WINNIPEG, MB – Three UWinnipeg faculty members and noted writers have been short-listed for The Manitoba Book Awards 2010. Debra Schnitzer (an unexpected break in the weather) and Margaret Sweatman (The Players) were short-listed for the McNally Book of the Year.

Royden Loewen’s Immigrants in Prairie Cities: Ethnic Diversity in Twentieth-Century Canada  is short-listed for the Alexander Kennedy Isbister Awards for Non-Fiction. Royden co-wrote the book with Gerald Friesen.

Neil Besner Hosts Gala
The winners will be announced at the Manitoba Book Awards Gala, hosted by Neil Besner, UWinnipeg’s Vice-President (Students and International) and former Dean of Arts on Sunday, April 25, 2010, at the Centre Culturel Franco-Manitobain, 340 boulevard Provencher. A pre-awards reception begins at 7:00 pm and the ceremony begins at 8:00 pm. Admission is free and the event is open to the public.

Debra Schnitzer
She completed her PhD at the University of Manitoba exploring inter-arts correspondences between visual and verbal systems of representation in Modernist visual art and narratives. She currently teaches English Literature at The University of Winnipeg and specializes in Modernist literature, most particularly in the writing of Virginia Woolf and Gertrude Stein.
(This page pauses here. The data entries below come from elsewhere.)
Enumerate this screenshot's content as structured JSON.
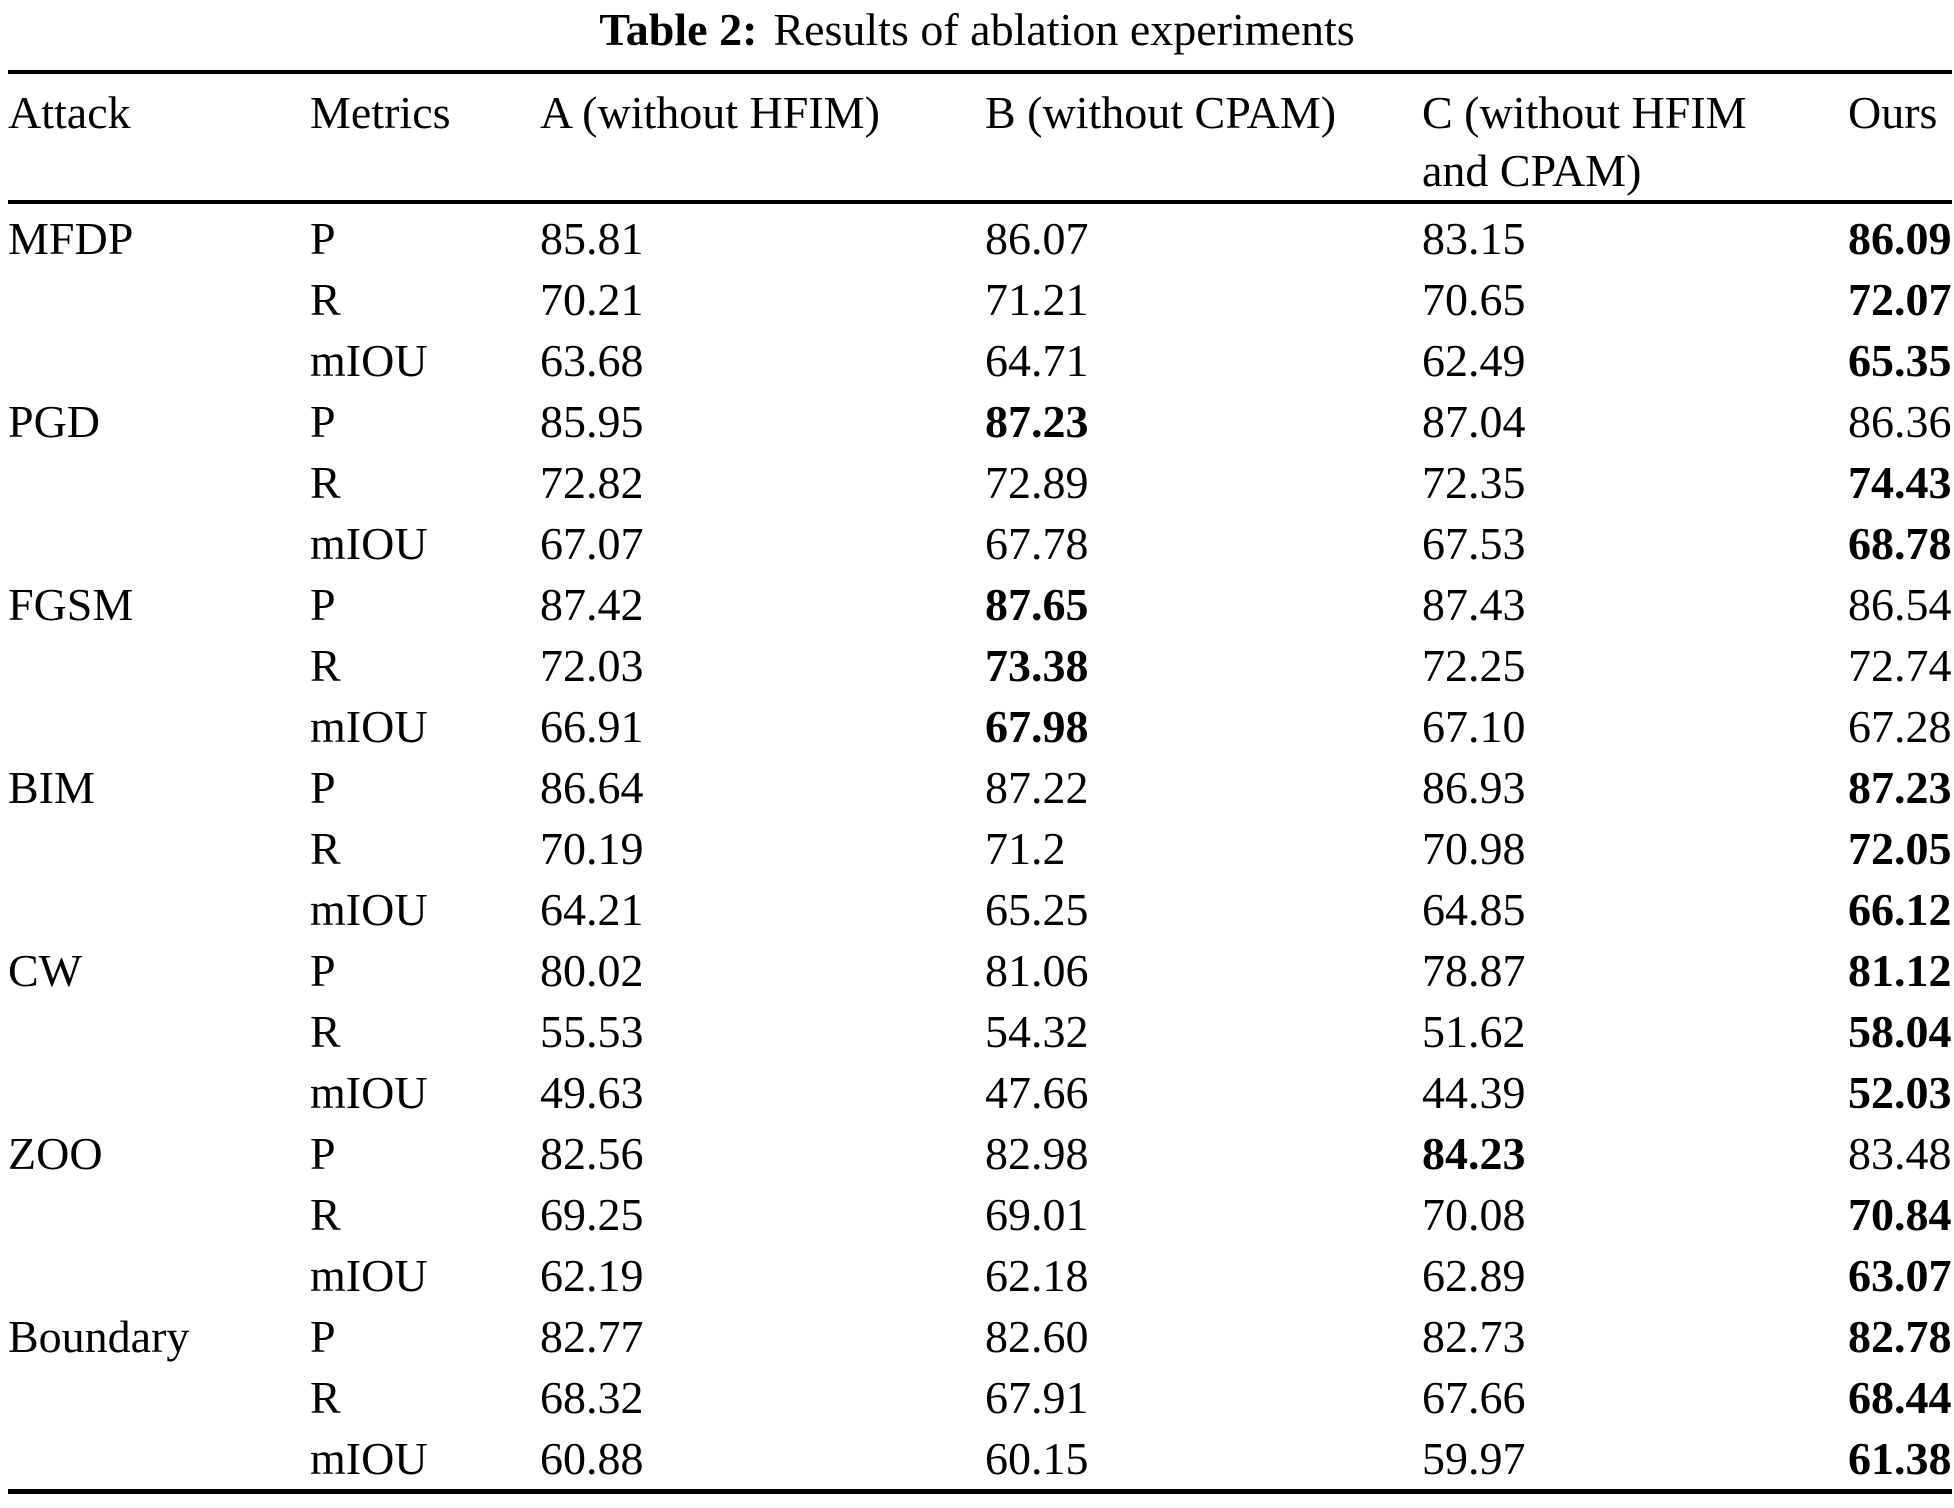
{
  "caption": {
    "label": "Table 2:",
    "text": "Results of ablation experiments"
  },
  "columns": [
    "Attack",
    "Metrics",
    "A (without HFIM)",
    "B (without CPAM)",
    "C (without HFIM and CPAM)",
    "Ours"
  ],
  "rows": [
    {
      "attack": "MFDP",
      "metric": "P",
      "values": [
        {
          "t": "85.81",
          "b": false
        },
        {
          "t": "86.07",
          "b": false
        },
        {
          "t": "83.15",
          "b": false
        },
        {
          "t": "86.09",
          "b": true
        }
      ]
    },
    {
      "attack": "",
      "metric": "R",
      "values": [
        {
          "t": "70.21",
          "b": false
        },
        {
          "t": "71.21",
          "b": false
        },
        {
          "t": "70.65",
          "b": false
        },
        {
          "t": "72.07",
          "b": true
        }
      ]
    },
    {
      "attack": "",
      "metric": "mIOU",
      "values": [
        {
          "t": "63.68",
          "b": false
        },
        {
          "t": "64.71",
          "b": false
        },
        {
          "t": "62.49",
          "b": false
        },
        {
          "t": "65.35",
          "b": true
        }
      ]
    },
    {
      "attack": "PGD",
      "metric": "P",
      "values": [
        {
          "t": "85.95",
          "b": false
        },
        {
          "t": "87.23",
          "b": true
        },
        {
          "t": "87.04",
          "b": false
        },
        {
          "t": "86.36",
          "b": false
        }
      ]
    },
    {
      "attack": "",
      "metric": "R",
      "values": [
        {
          "t": "72.82",
          "b": false
        },
        {
          "t": "72.89",
          "b": false
        },
        {
          "t": "72.35",
          "b": false
        },
        {
          "t": "74.43",
          "b": true
        }
      ]
    },
    {
      "attack": "",
      "metric": "mIOU",
      "values": [
        {
          "t": "67.07",
          "b": false
        },
        {
          "t": "67.78",
          "b": false
        },
        {
          "t": "67.53",
          "b": false
        },
        {
          "t": "68.78",
          "b": true
        }
      ]
    },
    {
      "attack": "FGSM",
      "metric": "P",
      "values": [
        {
          "t": "87.42",
          "b": false
        },
        {
          "t": "87.65",
          "b": true
        },
        {
          "t": "87.43",
          "b": false
        },
        {
          "t": "86.54",
          "b": false
        }
      ]
    },
    {
      "attack": "",
      "metric": "R",
      "values": [
        {
          "t": "72.03",
          "b": false
        },
        {
          "t": "73.38",
          "b": true
        },
        {
          "t": "72.25",
          "b": false
        },
        {
          "t": "72.74",
          "b": false
        }
      ]
    },
    {
      "attack": "",
      "metric": "mIOU",
      "values": [
        {
          "t": "66.91",
          "b": false
        },
        {
          "t": "67.98",
          "b": true
        },
        {
          "t": "67.10",
          "b": false
        },
        {
          "t": "67.28",
          "b": false
        }
      ]
    },
    {
      "attack": "BIM",
      "metric": "P",
      "values": [
        {
          "t": "86.64",
          "b": false
        },
        {
          "t": "87.22",
          "b": false
        },
        {
          "t": "86.93",
          "b": false
        },
        {
          "t": "87.23",
          "b": true
        }
      ]
    },
    {
      "attack": "",
      "metric": "R",
      "values": [
        {
          "t": "70.19",
          "b": false
        },
        {
          "t": "71.2",
          "b": false
        },
        {
          "t": "70.98",
          "b": false
        },
        {
          "t": "72.05",
          "b": true
        }
      ]
    },
    {
      "attack": "",
      "metric": "mIOU",
      "values": [
        {
          "t": "64.21",
          "b": false
        },
        {
          "t": "65.25",
          "b": false
        },
        {
          "t": "64.85",
          "b": false
        },
        {
          "t": "66.12",
          "b": true
        }
      ]
    },
    {
      "attack": "CW",
      "metric": "P",
      "values": [
        {
          "t": "80.02",
          "b": false
        },
        {
          "t": "81.06",
          "b": false
        },
        {
          "t": "78.87",
          "b": false
        },
        {
          "t": "81.12",
          "b": true
        }
      ]
    },
    {
      "attack": "",
      "metric": "R",
      "values": [
        {
          "t": "55.53",
          "b": false
        },
        {
          "t": "54.32",
          "b": false
        },
        {
          "t": "51.62",
          "b": false
        },
        {
          "t": "58.04",
          "b": true
        }
      ]
    },
    {
      "attack": "",
      "metric": "mIOU",
      "values": [
        {
          "t": "49.63",
          "b": false
        },
        {
          "t": "47.66",
          "b": false
        },
        {
          "t": "44.39",
          "b": false
        },
        {
          "t": "52.03",
          "b": true
        }
      ]
    },
    {
      "attack": "ZOO",
      "metric": "P",
      "values": [
        {
          "t": "82.56",
          "b": false
        },
        {
          "t": "82.98",
          "b": false
        },
        {
          "t": "84.23",
          "b": true
        },
        {
          "t": "83.48",
          "b": false
        }
      ]
    },
    {
      "attack": "",
      "metric": "R",
      "values": [
        {
          "t": "69.25",
          "b": false
        },
        {
          "t": "69.01",
          "b": false
        },
        {
          "t": "70.08",
          "b": false
        },
        {
          "t": "70.84",
          "b": true
        }
      ]
    },
    {
      "attack": "",
      "metric": "mIOU",
      "values": [
        {
          "t": "62.19",
          "b": false
        },
        {
          "t": "62.18",
          "b": false
        },
        {
          "t": "62.89",
          "b": false
        },
        {
          "t": "63.07",
          "b": true
        }
      ]
    },
    {
      "attack": "Boundary",
      "metric": "P",
      "values": [
        {
          "t": "82.77",
          "b": false
        },
        {
          "t": "82.60",
          "b": false
        },
        {
          "t": "82.73",
          "b": false
        },
        {
          "t": "82.78",
          "b": true
        }
      ]
    },
    {
      "attack": "",
      "metric": "R",
      "values": [
        {
          "t": "68.32",
          "b": false
        },
        {
          "t": "67.91",
          "b": false
        },
        {
          "t": "67.66",
          "b": false
        },
        {
          "t": "68.44",
          "b": true
        }
      ]
    },
    {
      "attack": "",
      "metric": "mIOU",
      "values": [
        {
          "t": "60.88",
          "b": false
        },
        {
          "t": "60.15",
          "b": false
        },
        {
          "t": "59.97",
          "b": false
        },
        {
          "t": "61.38",
          "b": true
        }
      ]
    }
  ]
}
She has developed courses in gay and lesbian literatures, Aboriginal literatures, peace and war making in literature, picture books for children as well as Practicum courses that explore literacy and culture, community-based learning and activism.

Margaret Sweatman
Sweatman was born in Winnipeg, and currently makes the city her home. She has a Bachelor of Arts degree in English and History from The University of Winnipeg, studied Communication Arts at Concordia University, completed a Master of Arts degree at Simon Fraser University and has since done independent post-graduate studies. She teaches literature and creative writing and performs with the Broken Songs Band. She is a novelist and playwright who works with poetry, song and performance.

Royden Loewen
Loewen grew up on a farm in the Blumenort district, near Steinbach, Manitoba and is a descendant of the Low-German speaking Mennonites who arrived here from the Russian Empire in 1874. He is also a UWinnipeg graduate. Throughout the 1980s Royden farmed in the summer and worked on his MA and PhD degrees in history during the winter months. In 1990 he completed his PhD at The University of Manitoba. Loewen has been a Fulbright Fellow at the University of Chicago, a Research Fellow at the University of Victoria, a Sawatsky Visiting Scholar at Conrad Grebel College University.